Monday, November 17, 2014

Bonding at the Office

It’s not so much the schmoozing, but what people are schmoozing about.

Research has shown that employees who socialize effectively are more likely to keep their jobs than employees who do not socialize.

If you are such a serious individual that you refrain from small talk you will be putting your job and perhaps your career at risk.

The Wall Street Journal has the story:

Whether you care about the Royals or not, email a co-worker about the World Series today. It may save your career.

Employees who message colleagues about idle topics like sports or meals were significantly more likely to keep their jobs during firm layoffs, according to recent researchfrom the Wharton School at the University of Pennsylvania.

Wharton assistant professor Lynn Wu studied two years of electronic communications, such as emails, instant messages and calendar scheduling, of 8,037 anonymized workers at a global information-technology consulting firm. Using a language analysis, she classified the communications into various categories, including a social one, characterized by terms about meals, sports and other topics of work chatter.

Crunching the data, she found that workers who used terms such as “lunch,” “coffee,” or “baseball” were more likely to keep their jobs. Such schmoozing was found to be a better indicator of job retention than how much money workers brought in to the company.

Chit-chatters did not necessarily bring in the greatest amounts of revenue, Wu found, but their bosses found them valuable nevertheless.

Wherein lies the value in schmoozing?

Surely, it lies in the fact that people who rattle on about baseball or football or lunch are more firmly grounded in reality. By my theories—in The Last Psychoanalyst-- they are more likely to find common ground with their colleagues and thus to produce a more congenial work environment.

Note the terms that are not on the list. Nothing about feelings or emotions; nothing about your superior capacity to connect through empathy; nothing about opinions or beliefs or convictions; nothing about office gossip.
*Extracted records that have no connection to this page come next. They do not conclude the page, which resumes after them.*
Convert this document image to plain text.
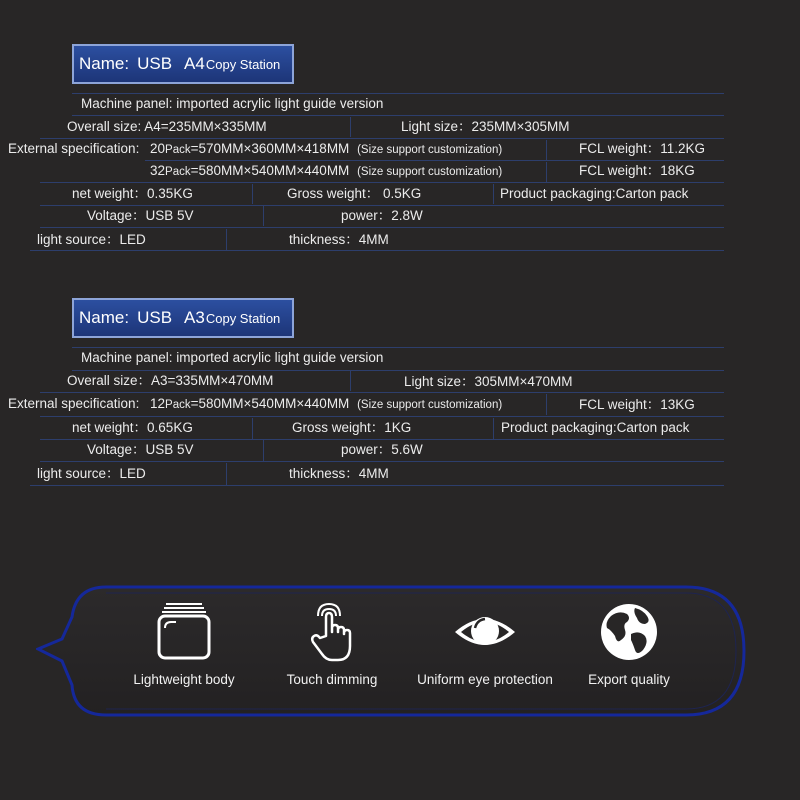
Name: USB A4 Copy Station
Machine panel: imported acrylic light guide version
Overall size: A4=235MM×335MM	Light size：235MM×305MM
External specification: 20Pack=570MM×360MM×418MM (Size support customization)	FCL weight：11.2KG
32Pack=580MM×540MM×440MM (Size support customization)	FCL weight：18KG
net weight：0.35KG	Gross weight： 0.5KG	Product packaging:Carton pack
Voltage：USB 5V	power：2.8W
light source：LED	thickness：4MM
Name: USB A3 Copy Station
Machine panel: imported acrylic light guide version
Overall size：A3=335MM×470MM	Light size：305MM×470MM
External specification: 12Pack=580MM×540MM×440MM (Size support customization)	FCL weight：13KG
net weight：0.65KG	Gross weight：1KG	Product packaging:Carton pack
Voltage：USB 5V	power：5.6W
light source：LED	thickness：4MM
Lightweight body	Touch dimming	Uniform eye protection	Export quality
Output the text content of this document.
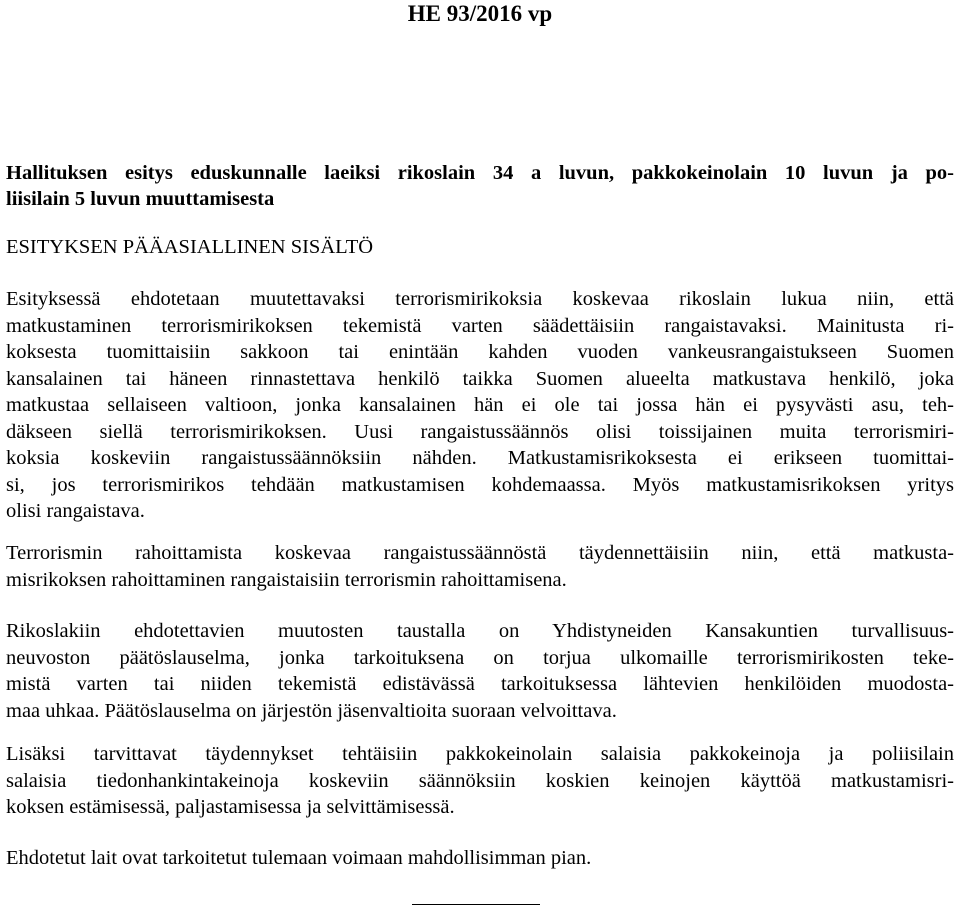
HE 93/2016 vp
Hallituksen esitys eduskunnalle laeiksi rikoslain 34 a luvun, pakkokeinolain 10 luvun ja po-
liisilain 5 luvun muuttamisesta
ESITYKSEN PÄÄASIALLINEN SISÄLTÖ
Esityksessä ehdotetaan muutettavaksi terrorismirikoksia koskevaa rikoslain lukua niin, että
matkustaminen terrorismirikoksen tekemistä varten säädettäisiin rangaistavaksi. Mainitusta ri-
koksesta tuomittaisiin sakkoon tai enintään kahden vuoden vankeusrangaistukseen Suomen
kansalainen tai häneen rinnastettava henkilö taikka Suomen alueelta matkustava henkilö, joka
matkustaa sellaiseen valtioon, jonka kansalainen hän ei ole tai jossa hän ei pysyvästi asu, teh-
däkseen siellä terrorismirikoksen. Uusi rangaistussäännös olisi toissijainen muita terrorismiri-
koksia koskeviin rangaistussäännöksiin nähden. Matkustamisrikoksesta ei erikseen tuomittai-
si, jos terrorismirikos tehdään matkustamisen kohdemaassa. Myös matkustamisrikoksen yritys
olisi rangaistava.
Terrorismin rahoittamista koskevaa rangaistussäännöstä täydennettäisiin niin, että matkusta-
misrikoksen rahoittaminen rangaistaisiin terrorismin rahoittamisena.
Rikoslakiin ehdotettavien muutosten taustalla on Yhdistyneiden Kansakuntien turvallisuus-
neuvoston päätöslauselma, jonka tarkoituksena on torjua ulkomaille terrorismirikosten teke-
mistä varten tai niiden tekemistä edistävässä tarkoituksessa lähtevien henkilöiden muodosta-
maa uhkaa. Päätöslauselma on järjestön jäsenvaltioita suoraan velvoittava.
Lisäksi tarvittavat täydennykset tehtäisiin pakkokeinolain salaisia pakkokeinoja ja poliisilain
salaisia tiedonhankintakeinoja koskeviin säännöksiin koskien keinojen käyttöä matkustamisri-
koksen estämisessä, paljastamisessa ja selvittämisessä.
Ehdotetut lait ovat tarkoitetut tulemaan voimaan mahdollisimman pian.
People connect most effectively when they exchange factual information.

Connection involves finding common ground; not sharing feelings or ranting about opinions.

By all appearances, the most used terms are more congenial to men. Even coffee, which we would assume to be gender-neutral, turns out to have more salience to the male of the species.
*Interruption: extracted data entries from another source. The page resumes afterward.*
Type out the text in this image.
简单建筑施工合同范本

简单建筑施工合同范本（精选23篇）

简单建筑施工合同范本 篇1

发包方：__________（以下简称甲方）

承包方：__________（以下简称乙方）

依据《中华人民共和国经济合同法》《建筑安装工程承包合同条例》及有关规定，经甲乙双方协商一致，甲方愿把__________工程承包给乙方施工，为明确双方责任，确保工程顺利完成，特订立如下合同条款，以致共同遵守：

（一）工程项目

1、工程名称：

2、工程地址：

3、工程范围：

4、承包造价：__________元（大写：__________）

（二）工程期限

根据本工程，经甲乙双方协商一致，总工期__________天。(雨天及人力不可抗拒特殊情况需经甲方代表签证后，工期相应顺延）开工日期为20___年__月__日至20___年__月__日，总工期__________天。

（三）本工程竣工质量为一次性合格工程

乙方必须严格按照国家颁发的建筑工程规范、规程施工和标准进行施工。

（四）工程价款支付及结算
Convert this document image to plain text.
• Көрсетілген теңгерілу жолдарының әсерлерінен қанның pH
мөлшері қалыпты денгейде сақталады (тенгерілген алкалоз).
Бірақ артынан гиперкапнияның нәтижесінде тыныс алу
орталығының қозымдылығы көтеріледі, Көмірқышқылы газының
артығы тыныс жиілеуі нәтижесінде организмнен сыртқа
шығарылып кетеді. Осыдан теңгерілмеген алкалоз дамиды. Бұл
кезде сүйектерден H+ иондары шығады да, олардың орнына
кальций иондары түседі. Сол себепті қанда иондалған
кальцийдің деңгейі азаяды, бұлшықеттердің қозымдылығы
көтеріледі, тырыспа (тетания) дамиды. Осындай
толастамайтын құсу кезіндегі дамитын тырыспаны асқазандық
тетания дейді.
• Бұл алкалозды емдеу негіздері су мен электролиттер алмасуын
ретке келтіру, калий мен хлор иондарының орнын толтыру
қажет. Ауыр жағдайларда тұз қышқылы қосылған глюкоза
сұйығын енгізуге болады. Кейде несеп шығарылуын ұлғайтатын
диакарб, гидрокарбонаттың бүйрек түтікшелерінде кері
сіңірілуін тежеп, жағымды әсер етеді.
This might suggest that men want to bond with other men, because in doing so they do not risk romance or a harassment charge. It tells us that male bonding still matters in a coed workplace.

Evidently, men who discuss sports are showing off their abilities to evaluate a situation in the marketplace, critique past performance and drawing up a future game plan.
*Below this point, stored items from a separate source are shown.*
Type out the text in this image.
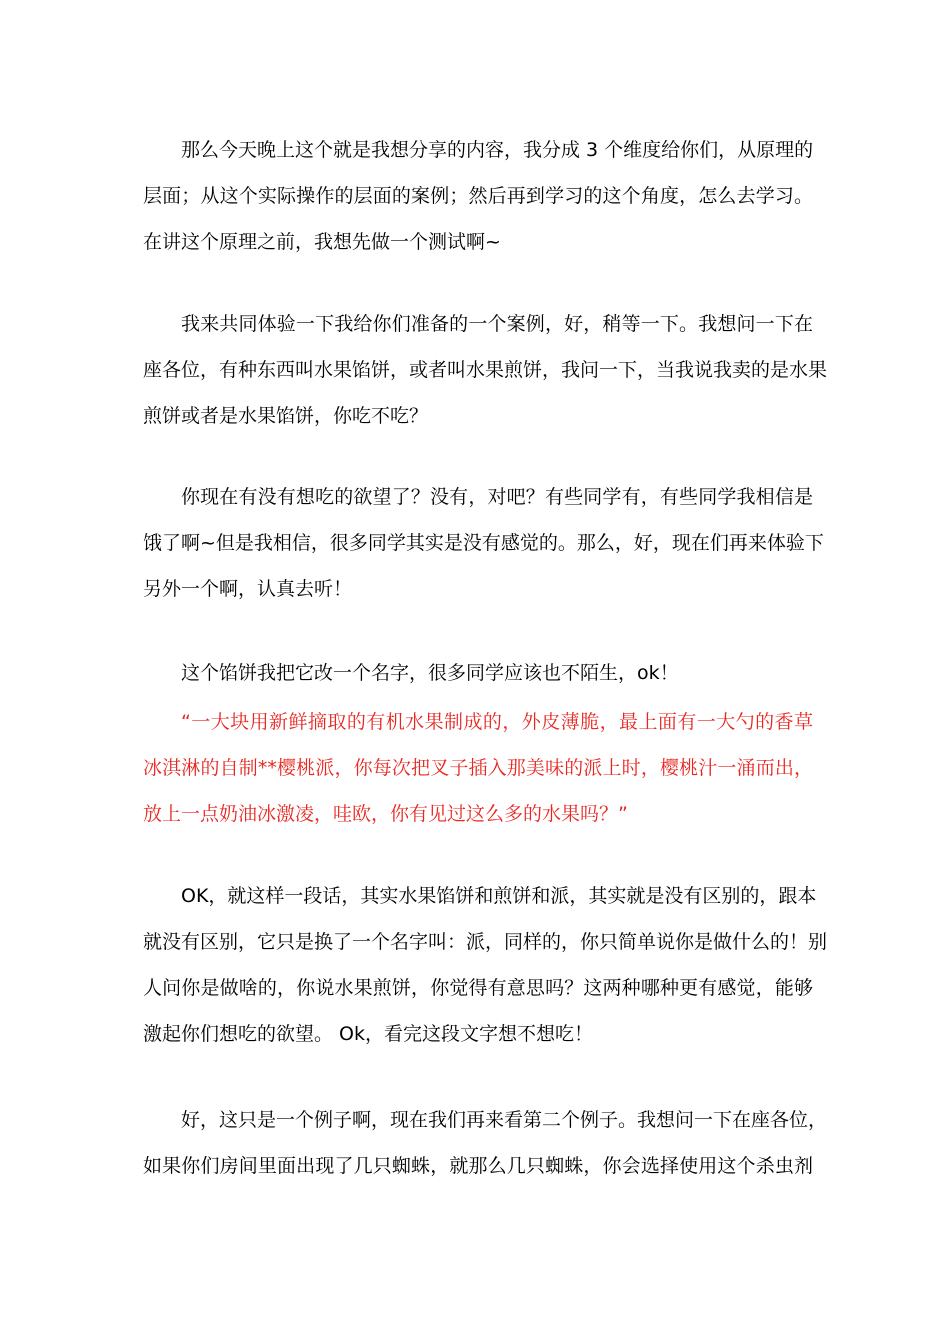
那么今天晚上这个就是我想分享的内容，我分成 3 个维度给你们，从原理的
层面；从这个实际操作的层面的案例；然后再到学习的这个角度，怎么去学习。
在讲这个原理之前，我想先做一个测试啊~

我来共同体验一下我给你们准备的一个案例，好，稍等一下。我想问一下在
座各位，有种东西叫水果馅饼，或者叫水果煎饼，我问一下，当我说我卖的是水果
煎饼或者是水果馅饼，你吃不吃？

你现在有没有想吃的欲望了？没有，对吧？有些同学有，有些同学我相信是
饿了啊~但是我相信，很多同学其实是没有感觉的。那么，好，现在们再来体验下
另外一个啊，认真去听！

这个馅饼我把它改一个名字，很多同学应该也不陌生，ok！

“一大块用新鲜摘取的有机水果制成的，外皮薄脆，最上面有一大勺的香草
冰淇淋的自制**樱桃派，你每次把叉子插入那美味的派上时，樱桃汁一涌而出，
放上一点奶油冰激凌，哇欧，你有见过这么多的水果吗？”

OK，就这样一段话，其实水果馅饼和煎饼和派，其实就是没有区别的，跟本
就没有区别，它只是换了一个名字叫：派，同样的，你只简单说你是做什么的！别
人问你是做啥的，你说水果煎饼，你觉得有意思吗？这两种哪种更有感觉，能够
激起你们想吃的欲望。 Ok，看完这段文字想不想吃！

好，这只是一个例子啊，现在我们再来看第二个例子。我想问一下在座各位，
如果你们房间里面出现了几只蜘蛛，就那么几只蜘蛛，你会选择使用这个杀虫剂
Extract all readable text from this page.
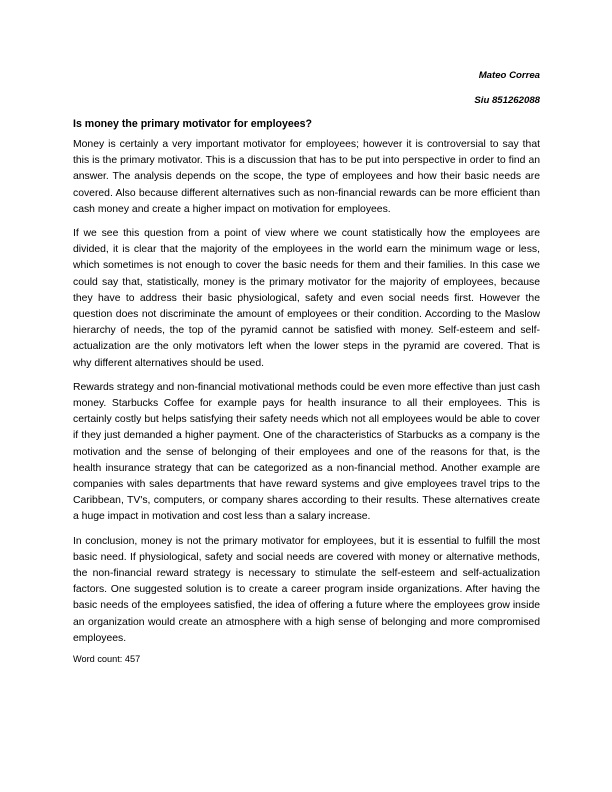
Mateo Correa

Siu 851262088

Is money the primary motivator for employees?

Money is certainly a very important motivator for employees; however it is controversial to say that this is the primary motivator. This is a discussion that has to be put into perspective in order to find an answer. The analysis depends on the scope, the type of employees and how their basic needs are covered. Also because different alternatives such as non-financial rewards can be more efficient than cash money and create a higher impact on motivation for employees.

If we see this question from a point of view where we count statistically how the employees are divided, it is clear that the majority of the employees in the world earn the minimum wage or less, which sometimes is not enough to cover the basic needs for them and their families. In this case we could say that, statistically, money is the primary motivator for the majority of employees, because they have to address their basic physiological, safety and even social needs first. However the question does not discriminate the amount of employees or their condition. According to the Maslow hierarchy of needs, the top of the pyramid cannot be satisfied with money. Self-esteem and self-actualization are the only motivators left when the lower steps in the pyramid are covered. That is why different alternatives should be used.

Rewards strategy and non-financial motivational methods could be even more effective than just cash money. Starbucks Coffee for example pays for health insurance to all their employees. This is certainly costly but helps satisfying their safety needs which not all employees would be able to cover if they just demanded a higher payment. One of the characteristics of Starbucks as a company is the motivation and the sense of belonging of their employees and one of the reasons for that, is the health insurance strategy that can be categorized as a non-financial method. Another example are companies with sales departments that have reward systems and give employees travel trips to the Caribbean, TV's, computers, or company shares according to their results. These alternatives create a huge impact in motivation and cost less than a salary increase.

In conclusion, money is not the primary motivator for employees, but it is essential to fulfill the most basic need. If physiological, safety and social needs are covered with money or alternative methods, the non-financial reward strategy is necessary to stimulate the self-esteem and self-actualization factors. One suggested solution is to create a career program inside organizations. After having the basic needs of the employees satisfied, the idea of offering a future where the employees grow inside an organization would create an atmosphere with a high sense of belonging and more compromised employees.

Word count: 457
In other words, conversations about sports are ways to hone one’s skills at business.

But, what’s a woman to do? Should she spend her weekends watching football games, the better to act like one of the guys?  

If that is the way she likes to spend her leisure time, she is free to do so. The risk is that she will look like she is pretending to be something she is not. This will not often work in her favor.

On the other hand, there are other ways to find common ground. 

People can always bond by talking about the weather or the markets or the economy.

I suspect that a woman would do better to subscribe to the Wall Street Journal, thus arming herself with facts about business and finance. In that way she will have relevant information to contribute to any conversation. 

1 comment:

Ares Olympus said...

Remembering reading Deborah Tannen 20 years ago, analyzing conversation, and differences between men and women, she talked about rapport vs report talk, the first being more associated with women's style.
https://en.wikipedia.org/wiki/Rapport Rapport describes a close and harmonious relationship in which the people or groups concerned understand each other's feelings or ideas and communicate well.

It seems like rapport described on wikipedia sounds like it contains both femininine and masculine styles, but the different is men prefer to talk about ideas/facts and women about people and relations, so it could be the different perspectives mean different understanding.

I admit I'm often surprised when I can have a long conversation with a coworker for instance, and tell my girlfriend about it, and she'll ask a question of personal information of the other person, and I have no idea what the answer is.

Anyway, yes, in Minnesota, talking about the weather for men or women is always a guaranteed ice-breaker! What's up with this early snow? Do you think it'll really get above freezing by the end of the week?!